No longer can the effects of concussion be considered just short-term nausea, dizziness and migraines that resolve themselves within 10 days or, at worst, three months. In a minority of cases, serious long-term neurological problems are the price of repeated concussions.
Steve Devine offers local evidence. Daily intense headaches, poor concentration and fatigue did not disappear when he was forced to give up the game after a series of serious head blows.
Yet despite such cases and the American research, the New Zealand Rugby Union has been relatively slow to react. It has, with the International Rugby Board, commissioned research into the long-term health impacts of rugby on elite and amateur players. But the results of this will not be known until November next year.
In the meantime, its response has been limited to using the national provincial championship to test a system that sees players who get a knock to the head allowed off the field for five minutes' assessment. That procedure is triggered by either the referee, the team doctor or, importantly, the independent matchday doctor.
The need for a new approach was illustrated graphically at the last World Cup, where players were examined by a doctor for an average of 78 seconds. That said much about the prevailing attitude, a sentiment aided and abetted by players' determination to return to the field.
The latter attitude is reinforced by the fact that rugby is now a professional game. Players who rely on it for their living and perhaps have no other skills are, naturally enough, loath to heed warnings that would limit or even terminate their earnings.
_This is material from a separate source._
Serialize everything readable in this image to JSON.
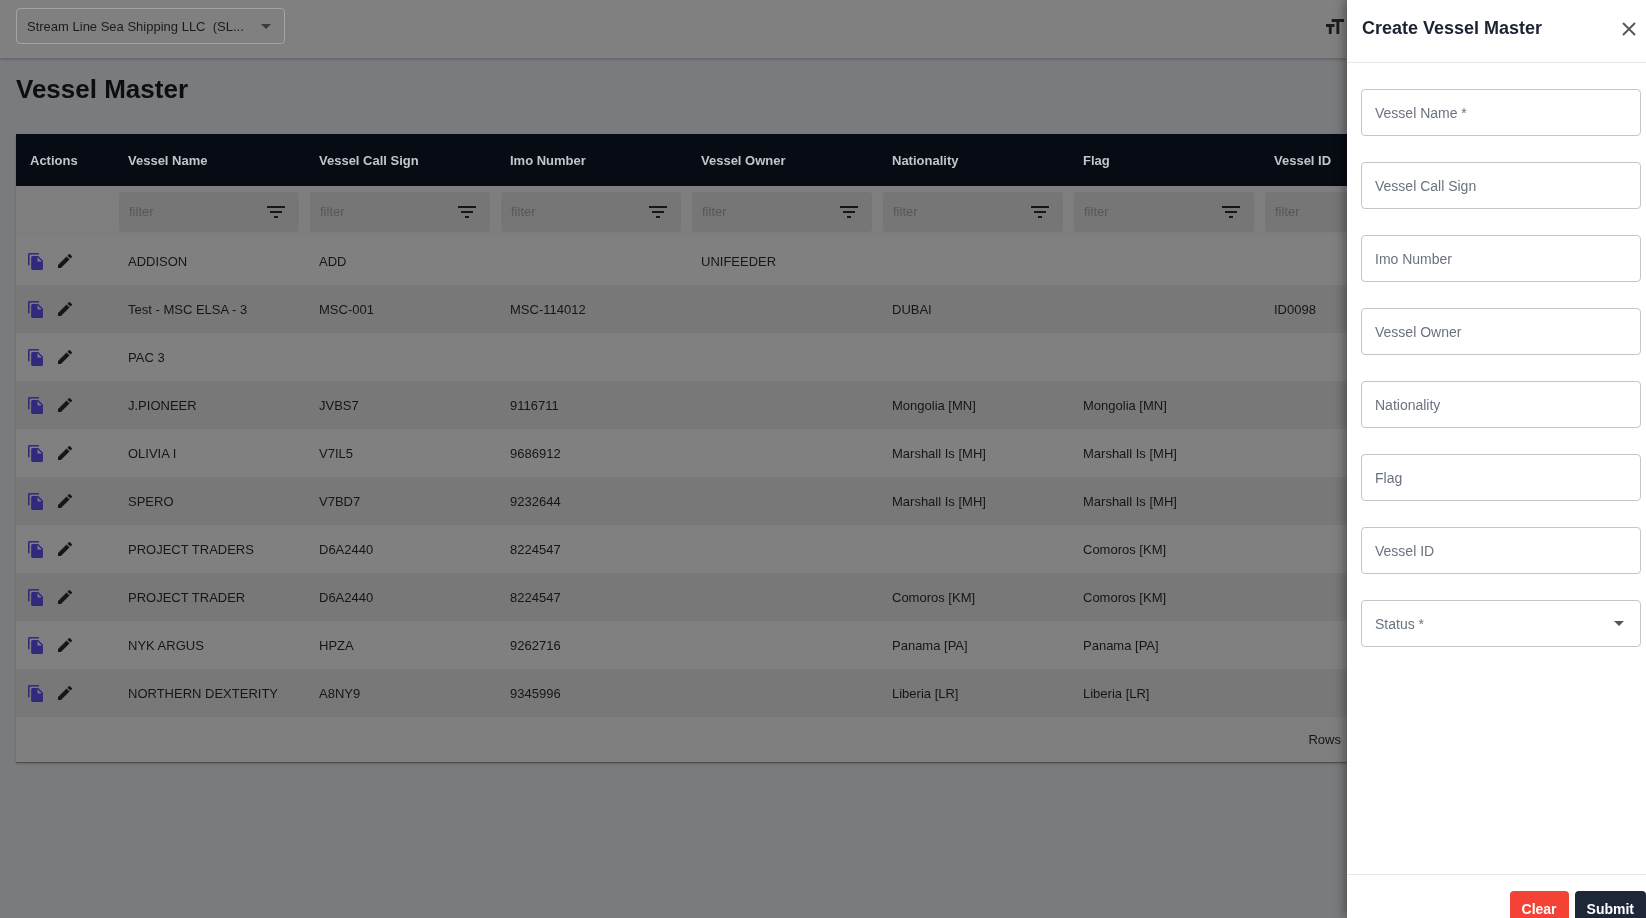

Rugby's administrators need to take a tougher stand. The overseas evidence is compelling enough to opt for caution without waiting for local confirmation. Explicit rules must be set for head injuries, and the rugby union must ensure these are adhered to. Clearly, the current stand-down guidelines are being flouted, particularly at club level.
One of those new rules must see the on-field future of repeatedly concussed players taken out of their hands. The long-term risk is so great that it can no longer be left to them to determine what is in their best interest.
Nothing less than a comprehensive response will adequately serve the interests of the game and its reputation.